Anatomy of a Book Cover

As told by Delphine, the author

Art of Gaman

The adage “You can’t judge a book by its cover [jacket]” is only partly true. It’s not for lack of trying. The look of a book cover jacket is an important aspect of market positioning. It is what first catches the attention of retail buyers at major book fairs, reviewers and readers. It can persuade bookstores to display your book more prominently or, at least, give it more than “spine-out” (where only the spine title is visible) shelf space. It can also give readers a sense of the genre, subject and tone of the content. And, for the sake of truth in advertising, it shouldn’t over promise or under promise what the reader will find inside.

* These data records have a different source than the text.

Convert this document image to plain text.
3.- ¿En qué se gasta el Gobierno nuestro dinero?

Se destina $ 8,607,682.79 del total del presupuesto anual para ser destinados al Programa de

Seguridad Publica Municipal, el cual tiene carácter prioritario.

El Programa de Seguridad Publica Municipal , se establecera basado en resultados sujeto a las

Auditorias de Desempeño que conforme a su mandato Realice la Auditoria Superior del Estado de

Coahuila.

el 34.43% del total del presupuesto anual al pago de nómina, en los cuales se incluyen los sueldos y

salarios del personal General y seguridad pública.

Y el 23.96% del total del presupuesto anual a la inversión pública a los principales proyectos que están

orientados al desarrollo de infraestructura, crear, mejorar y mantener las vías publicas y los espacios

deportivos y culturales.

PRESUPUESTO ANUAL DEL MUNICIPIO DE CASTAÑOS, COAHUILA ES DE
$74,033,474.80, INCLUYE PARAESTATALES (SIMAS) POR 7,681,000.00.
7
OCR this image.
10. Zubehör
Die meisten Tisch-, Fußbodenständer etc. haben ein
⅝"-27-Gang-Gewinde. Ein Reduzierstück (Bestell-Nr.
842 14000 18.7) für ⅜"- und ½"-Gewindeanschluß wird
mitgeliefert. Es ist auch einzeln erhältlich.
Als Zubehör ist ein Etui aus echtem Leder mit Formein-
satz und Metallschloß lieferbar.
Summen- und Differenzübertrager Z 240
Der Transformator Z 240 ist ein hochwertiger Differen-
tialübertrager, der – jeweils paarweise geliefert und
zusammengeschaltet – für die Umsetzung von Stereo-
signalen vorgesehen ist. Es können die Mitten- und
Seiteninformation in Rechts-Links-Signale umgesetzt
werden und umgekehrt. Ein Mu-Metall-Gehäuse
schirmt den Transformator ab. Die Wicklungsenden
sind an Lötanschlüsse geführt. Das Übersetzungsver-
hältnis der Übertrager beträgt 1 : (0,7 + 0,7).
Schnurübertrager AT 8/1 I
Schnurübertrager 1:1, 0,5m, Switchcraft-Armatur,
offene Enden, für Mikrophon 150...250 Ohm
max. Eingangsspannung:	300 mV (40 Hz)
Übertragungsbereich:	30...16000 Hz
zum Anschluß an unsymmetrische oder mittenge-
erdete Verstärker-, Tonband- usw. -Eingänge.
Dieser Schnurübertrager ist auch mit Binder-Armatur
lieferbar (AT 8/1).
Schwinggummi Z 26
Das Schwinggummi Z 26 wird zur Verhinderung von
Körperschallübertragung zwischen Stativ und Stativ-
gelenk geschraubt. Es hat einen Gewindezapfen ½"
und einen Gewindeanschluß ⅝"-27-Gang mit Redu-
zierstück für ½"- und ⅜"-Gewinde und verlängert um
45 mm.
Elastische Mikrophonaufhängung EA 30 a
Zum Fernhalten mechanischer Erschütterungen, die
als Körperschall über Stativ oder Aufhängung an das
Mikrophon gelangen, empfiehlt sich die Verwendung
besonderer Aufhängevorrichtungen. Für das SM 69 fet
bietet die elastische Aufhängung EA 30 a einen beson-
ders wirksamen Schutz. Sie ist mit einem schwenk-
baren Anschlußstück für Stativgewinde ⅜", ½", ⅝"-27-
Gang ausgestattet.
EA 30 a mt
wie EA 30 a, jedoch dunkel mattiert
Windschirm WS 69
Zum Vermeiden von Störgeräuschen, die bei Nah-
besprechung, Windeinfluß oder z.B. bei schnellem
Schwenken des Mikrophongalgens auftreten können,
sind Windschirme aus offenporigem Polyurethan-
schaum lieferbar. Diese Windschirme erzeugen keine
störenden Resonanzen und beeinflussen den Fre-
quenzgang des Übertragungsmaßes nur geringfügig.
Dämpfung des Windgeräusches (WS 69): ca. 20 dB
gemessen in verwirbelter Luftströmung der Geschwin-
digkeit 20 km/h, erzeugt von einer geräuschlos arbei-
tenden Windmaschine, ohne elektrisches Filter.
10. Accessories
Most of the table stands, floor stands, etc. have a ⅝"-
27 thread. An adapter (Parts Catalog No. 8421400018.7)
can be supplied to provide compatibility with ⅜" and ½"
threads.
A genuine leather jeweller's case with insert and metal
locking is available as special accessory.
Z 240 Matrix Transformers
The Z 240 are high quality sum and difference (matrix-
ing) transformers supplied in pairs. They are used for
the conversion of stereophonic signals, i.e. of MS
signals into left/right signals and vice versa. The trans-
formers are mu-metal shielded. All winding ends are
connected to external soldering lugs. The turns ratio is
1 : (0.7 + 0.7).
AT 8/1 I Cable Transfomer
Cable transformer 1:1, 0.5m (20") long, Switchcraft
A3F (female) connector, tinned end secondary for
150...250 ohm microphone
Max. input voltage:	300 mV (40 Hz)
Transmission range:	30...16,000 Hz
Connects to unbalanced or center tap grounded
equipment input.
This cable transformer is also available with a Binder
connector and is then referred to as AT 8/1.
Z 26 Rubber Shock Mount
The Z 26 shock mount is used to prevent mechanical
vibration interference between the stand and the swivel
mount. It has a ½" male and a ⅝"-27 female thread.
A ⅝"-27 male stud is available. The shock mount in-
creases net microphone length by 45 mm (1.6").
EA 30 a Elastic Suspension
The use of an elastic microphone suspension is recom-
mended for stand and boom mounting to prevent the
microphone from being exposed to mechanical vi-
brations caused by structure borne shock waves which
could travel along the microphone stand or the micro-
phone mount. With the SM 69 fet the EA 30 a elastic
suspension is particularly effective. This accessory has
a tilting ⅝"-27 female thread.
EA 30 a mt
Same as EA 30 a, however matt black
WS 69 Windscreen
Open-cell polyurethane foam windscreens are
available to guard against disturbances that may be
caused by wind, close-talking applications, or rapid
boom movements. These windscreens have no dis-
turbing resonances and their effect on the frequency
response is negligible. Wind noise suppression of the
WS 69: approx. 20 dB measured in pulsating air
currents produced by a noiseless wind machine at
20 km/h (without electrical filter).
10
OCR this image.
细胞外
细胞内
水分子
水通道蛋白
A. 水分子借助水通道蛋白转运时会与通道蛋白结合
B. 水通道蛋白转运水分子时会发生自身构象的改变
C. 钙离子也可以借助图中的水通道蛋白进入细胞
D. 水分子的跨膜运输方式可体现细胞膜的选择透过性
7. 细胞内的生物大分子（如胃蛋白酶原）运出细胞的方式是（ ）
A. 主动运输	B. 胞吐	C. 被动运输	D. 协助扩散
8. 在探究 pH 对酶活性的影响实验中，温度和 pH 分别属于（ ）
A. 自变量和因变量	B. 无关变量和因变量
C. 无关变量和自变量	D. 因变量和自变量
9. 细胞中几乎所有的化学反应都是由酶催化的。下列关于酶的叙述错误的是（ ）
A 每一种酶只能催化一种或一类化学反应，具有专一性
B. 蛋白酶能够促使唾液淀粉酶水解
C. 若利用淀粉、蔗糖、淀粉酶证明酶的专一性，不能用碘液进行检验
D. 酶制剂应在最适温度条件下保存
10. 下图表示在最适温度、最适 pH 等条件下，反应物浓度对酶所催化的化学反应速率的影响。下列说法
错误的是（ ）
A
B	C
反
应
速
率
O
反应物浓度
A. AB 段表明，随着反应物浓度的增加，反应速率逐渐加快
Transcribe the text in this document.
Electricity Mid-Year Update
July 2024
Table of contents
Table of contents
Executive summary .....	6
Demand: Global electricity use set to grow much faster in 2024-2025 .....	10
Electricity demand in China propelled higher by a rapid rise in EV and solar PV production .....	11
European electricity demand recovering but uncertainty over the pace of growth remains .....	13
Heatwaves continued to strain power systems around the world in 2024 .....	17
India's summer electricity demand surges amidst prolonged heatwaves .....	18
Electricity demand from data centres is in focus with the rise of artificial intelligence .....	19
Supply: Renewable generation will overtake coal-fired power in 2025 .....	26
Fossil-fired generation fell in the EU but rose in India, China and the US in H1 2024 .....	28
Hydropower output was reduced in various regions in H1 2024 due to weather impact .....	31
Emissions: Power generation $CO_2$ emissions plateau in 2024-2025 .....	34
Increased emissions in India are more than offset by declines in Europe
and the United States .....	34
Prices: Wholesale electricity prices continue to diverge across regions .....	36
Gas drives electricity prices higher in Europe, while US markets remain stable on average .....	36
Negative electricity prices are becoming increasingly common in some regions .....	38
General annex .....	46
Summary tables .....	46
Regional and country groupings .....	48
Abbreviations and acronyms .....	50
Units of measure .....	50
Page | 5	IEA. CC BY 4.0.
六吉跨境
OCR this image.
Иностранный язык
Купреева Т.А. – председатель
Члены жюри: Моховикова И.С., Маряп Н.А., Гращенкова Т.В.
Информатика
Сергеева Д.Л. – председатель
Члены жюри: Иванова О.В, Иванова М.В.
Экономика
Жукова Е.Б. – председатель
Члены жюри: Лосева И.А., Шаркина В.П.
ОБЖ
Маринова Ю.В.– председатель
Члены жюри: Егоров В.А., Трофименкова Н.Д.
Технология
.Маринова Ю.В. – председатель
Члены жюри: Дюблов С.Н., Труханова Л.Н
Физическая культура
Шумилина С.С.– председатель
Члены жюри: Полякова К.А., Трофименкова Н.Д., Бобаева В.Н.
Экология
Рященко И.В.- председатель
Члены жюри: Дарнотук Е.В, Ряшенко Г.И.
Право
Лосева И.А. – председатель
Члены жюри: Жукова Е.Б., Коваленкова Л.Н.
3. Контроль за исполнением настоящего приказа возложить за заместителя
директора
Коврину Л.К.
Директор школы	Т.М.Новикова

In the case of my book, “The Art of Gaman,” published by Ten Speed Press in 2005, coming up with the book title and cover jacket design proved as hard as developing the content for the book. The subject of “Art of Gaman” was fairly straightforward. It featured arts and crafts made by the 120,000 Japanese Americans who were forcibly removed from the West Coast after Pearl Harbor and imprisoned in internment camps for the duration of World War II. Since they were only given a week to settle their affairs and only allowed to take what they could carry, the objects they made in camp were largely fashioned from scrap and found materials. Tossed and forgotten in storage sheds and attics, most of the objects had never been shown in public until I started asking friends and family who had been in camp what they had saved.